Myths and Legends about NHS tendering

Recent claims about the impact of Section 75 of the Health & Social Care Act and the implication that this implies £billions more will be spent on tendering and procurement should be examined sensibly.

Section 75 got a lot of attention when the Bill was comprehensively examined (especially in the House of Lords), but only in the context of the implications of Part 3 of the Bill which was about competition and the economic regulator.  S75 gives the power (to the Secretary of  State) to make regulations which impose requirements on commissioners in relation to procurement; S76 gives Monitor the power to investigate complaints or initiate its own investigations in order to ensure regulations are complied with.

This is not new, the same powers already exist.  There is a comprehensive Procurement Guide. There are Principles and Rules for Cooperation and Competition and there is a power for the (laughably named) Cooperation and Competition Panel to investigate possible departures from the principles.

In general so far as commissioners use objective decision making processes (which would include consultation and use of relevant information) then they can decide whether or not to use tendering.

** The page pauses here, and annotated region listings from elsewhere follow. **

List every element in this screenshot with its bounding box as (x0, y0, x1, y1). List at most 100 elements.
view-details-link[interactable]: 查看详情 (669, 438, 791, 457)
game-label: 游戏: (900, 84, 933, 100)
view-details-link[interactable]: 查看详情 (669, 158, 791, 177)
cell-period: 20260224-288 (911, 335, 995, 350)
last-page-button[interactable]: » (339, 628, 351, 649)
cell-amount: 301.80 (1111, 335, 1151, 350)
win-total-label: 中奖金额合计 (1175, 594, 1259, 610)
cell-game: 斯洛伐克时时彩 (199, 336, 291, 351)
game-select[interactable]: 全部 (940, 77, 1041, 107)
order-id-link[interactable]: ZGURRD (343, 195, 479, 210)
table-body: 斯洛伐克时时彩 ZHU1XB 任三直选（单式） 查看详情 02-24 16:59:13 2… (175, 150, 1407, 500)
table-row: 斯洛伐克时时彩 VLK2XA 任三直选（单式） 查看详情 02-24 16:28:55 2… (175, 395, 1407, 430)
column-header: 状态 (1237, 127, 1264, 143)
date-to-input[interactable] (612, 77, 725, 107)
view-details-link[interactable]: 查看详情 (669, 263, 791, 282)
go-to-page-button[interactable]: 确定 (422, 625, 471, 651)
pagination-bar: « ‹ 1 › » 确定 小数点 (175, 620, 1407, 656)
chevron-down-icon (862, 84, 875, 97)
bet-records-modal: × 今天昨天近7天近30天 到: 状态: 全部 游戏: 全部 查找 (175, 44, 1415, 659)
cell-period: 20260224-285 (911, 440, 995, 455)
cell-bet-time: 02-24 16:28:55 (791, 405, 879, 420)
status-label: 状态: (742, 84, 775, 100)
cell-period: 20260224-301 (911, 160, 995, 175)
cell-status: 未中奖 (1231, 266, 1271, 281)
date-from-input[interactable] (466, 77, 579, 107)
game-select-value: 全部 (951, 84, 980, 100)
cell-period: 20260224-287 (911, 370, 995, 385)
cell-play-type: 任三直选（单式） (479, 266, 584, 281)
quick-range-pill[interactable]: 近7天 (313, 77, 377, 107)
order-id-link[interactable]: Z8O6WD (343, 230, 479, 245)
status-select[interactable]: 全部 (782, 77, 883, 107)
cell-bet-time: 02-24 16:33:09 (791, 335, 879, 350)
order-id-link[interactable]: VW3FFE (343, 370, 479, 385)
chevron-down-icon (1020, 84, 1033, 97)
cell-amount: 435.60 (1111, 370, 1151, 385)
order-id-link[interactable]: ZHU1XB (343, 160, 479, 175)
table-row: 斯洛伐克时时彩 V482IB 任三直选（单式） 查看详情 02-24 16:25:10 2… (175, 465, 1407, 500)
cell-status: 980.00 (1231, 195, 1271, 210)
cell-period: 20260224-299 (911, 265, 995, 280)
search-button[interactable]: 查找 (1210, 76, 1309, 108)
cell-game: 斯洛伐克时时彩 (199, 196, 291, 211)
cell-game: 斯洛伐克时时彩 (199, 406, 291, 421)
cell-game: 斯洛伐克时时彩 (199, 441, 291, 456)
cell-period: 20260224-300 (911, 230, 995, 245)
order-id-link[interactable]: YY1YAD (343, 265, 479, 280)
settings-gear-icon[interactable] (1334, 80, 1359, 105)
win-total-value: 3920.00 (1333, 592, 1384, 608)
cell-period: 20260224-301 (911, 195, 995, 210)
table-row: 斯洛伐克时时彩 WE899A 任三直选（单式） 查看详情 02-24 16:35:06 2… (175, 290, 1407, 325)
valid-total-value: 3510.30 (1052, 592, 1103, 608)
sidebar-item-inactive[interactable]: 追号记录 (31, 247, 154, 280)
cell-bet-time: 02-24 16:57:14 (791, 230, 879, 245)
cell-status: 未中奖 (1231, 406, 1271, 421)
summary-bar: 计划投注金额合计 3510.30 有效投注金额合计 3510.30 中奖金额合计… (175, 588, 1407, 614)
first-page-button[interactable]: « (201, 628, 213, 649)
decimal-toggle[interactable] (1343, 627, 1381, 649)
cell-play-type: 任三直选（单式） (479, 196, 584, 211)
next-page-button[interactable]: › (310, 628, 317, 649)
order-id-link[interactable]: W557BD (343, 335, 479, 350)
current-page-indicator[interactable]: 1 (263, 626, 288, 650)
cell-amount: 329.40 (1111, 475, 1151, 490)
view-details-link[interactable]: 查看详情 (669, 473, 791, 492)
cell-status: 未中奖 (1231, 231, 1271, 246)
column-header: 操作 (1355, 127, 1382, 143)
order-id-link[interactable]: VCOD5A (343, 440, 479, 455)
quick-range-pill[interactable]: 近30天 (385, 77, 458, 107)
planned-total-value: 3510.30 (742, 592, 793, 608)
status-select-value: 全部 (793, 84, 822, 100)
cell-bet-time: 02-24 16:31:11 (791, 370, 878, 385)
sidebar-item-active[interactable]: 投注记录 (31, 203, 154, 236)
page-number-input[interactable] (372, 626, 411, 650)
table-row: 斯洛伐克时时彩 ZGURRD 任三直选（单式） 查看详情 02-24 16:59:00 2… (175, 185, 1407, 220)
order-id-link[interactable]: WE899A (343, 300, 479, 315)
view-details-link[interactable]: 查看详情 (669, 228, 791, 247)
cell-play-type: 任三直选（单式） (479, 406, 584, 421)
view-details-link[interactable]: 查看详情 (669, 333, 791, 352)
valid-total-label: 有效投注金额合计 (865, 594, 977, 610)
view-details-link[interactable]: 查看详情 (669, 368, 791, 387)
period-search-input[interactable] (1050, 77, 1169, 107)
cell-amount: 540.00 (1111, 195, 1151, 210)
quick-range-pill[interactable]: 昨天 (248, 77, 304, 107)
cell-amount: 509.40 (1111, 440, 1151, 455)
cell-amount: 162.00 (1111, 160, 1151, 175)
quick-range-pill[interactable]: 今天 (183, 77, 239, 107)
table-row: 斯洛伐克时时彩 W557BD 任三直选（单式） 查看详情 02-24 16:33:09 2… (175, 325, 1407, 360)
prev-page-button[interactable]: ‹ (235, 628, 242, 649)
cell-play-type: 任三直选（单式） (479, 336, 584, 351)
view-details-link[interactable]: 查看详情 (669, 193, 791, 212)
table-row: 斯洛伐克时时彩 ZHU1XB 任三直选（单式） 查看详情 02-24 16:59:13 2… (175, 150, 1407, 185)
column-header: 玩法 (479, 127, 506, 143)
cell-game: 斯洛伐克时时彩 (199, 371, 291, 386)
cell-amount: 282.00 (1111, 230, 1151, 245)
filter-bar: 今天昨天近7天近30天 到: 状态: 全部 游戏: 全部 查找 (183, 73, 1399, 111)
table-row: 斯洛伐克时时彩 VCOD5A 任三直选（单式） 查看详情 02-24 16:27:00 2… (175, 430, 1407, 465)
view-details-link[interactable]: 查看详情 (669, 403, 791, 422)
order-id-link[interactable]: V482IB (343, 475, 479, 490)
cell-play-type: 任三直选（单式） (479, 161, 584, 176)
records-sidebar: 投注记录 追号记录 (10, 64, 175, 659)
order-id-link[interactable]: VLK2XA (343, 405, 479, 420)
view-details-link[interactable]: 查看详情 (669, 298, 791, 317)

In its consultation document about the regulations to be made under S75 the Department of Health has made clear there are to be very few changes to the current framework.  There is no suggestion that tendering and Any Qualified Provider will have to cover every service, and clear statements that arrangements can be made by other means if the situation requires it (specialist services for example).

The legal position as regards requirements under competition law within the NHS has not changed since 2003 when Foundation Trusts were allowed to sign legally enforceable contracts with commissioners.  Previously NHS Contracts were not legally enforceable, so not contracts in the legal sense, and so in general outside the scope of competition law. Commissioners have always had the option of using tendering for services but only so far as regulations and guidance permitted.

The threat comes from ideology not the law.

If the Secretary of State was so inclined then there could be regulations highly favourable to competition and forcing the tendering of services and we have seen some signs of this with the recent drive to open many more services up to Any Qualified Provider.  There may also be some commissioners (Clinical Commissioning Groups) that choose to make extensive use of tendering but they can only do so within the scope of the regulations and (arguably) within an overall strategy that has been agreed with the local Health and Wellbeing Board.  And it will adds to their costs which are capped.

Given the weak public accountability throughout the new structures almost everything comes down to the position taken by a few key individuals – Ministers, those in the National Commissioning Board, those in Monitor and those in leadership roles within Clinical Commissioning Groups.  Equally it is open to activists and local stakeholders to challenge any inappropriate proposals to use competition when it is not necessary.

The suggestion that Clinical Commissioning Groups can be limited companies is simply not true; they are public bodies with constitutions which have to comply with standards set by the NHS Commissioning Board.

The often made claim that the internal market adds £10bn to the running costs of the NHS has been extensively considered and is simply wrong.  Recent work by the SHA suggests that the additional cost of the internal market (the commissioner/provider split) is somewhere between £500m and £1bn.  Much of the cost of needs analysis, strategy development, pathway design, service specification, collecting and analysing cost, activity and quality data and managing quality would be incurred in any modern system with or without a formal Commissioner/Purchaser split.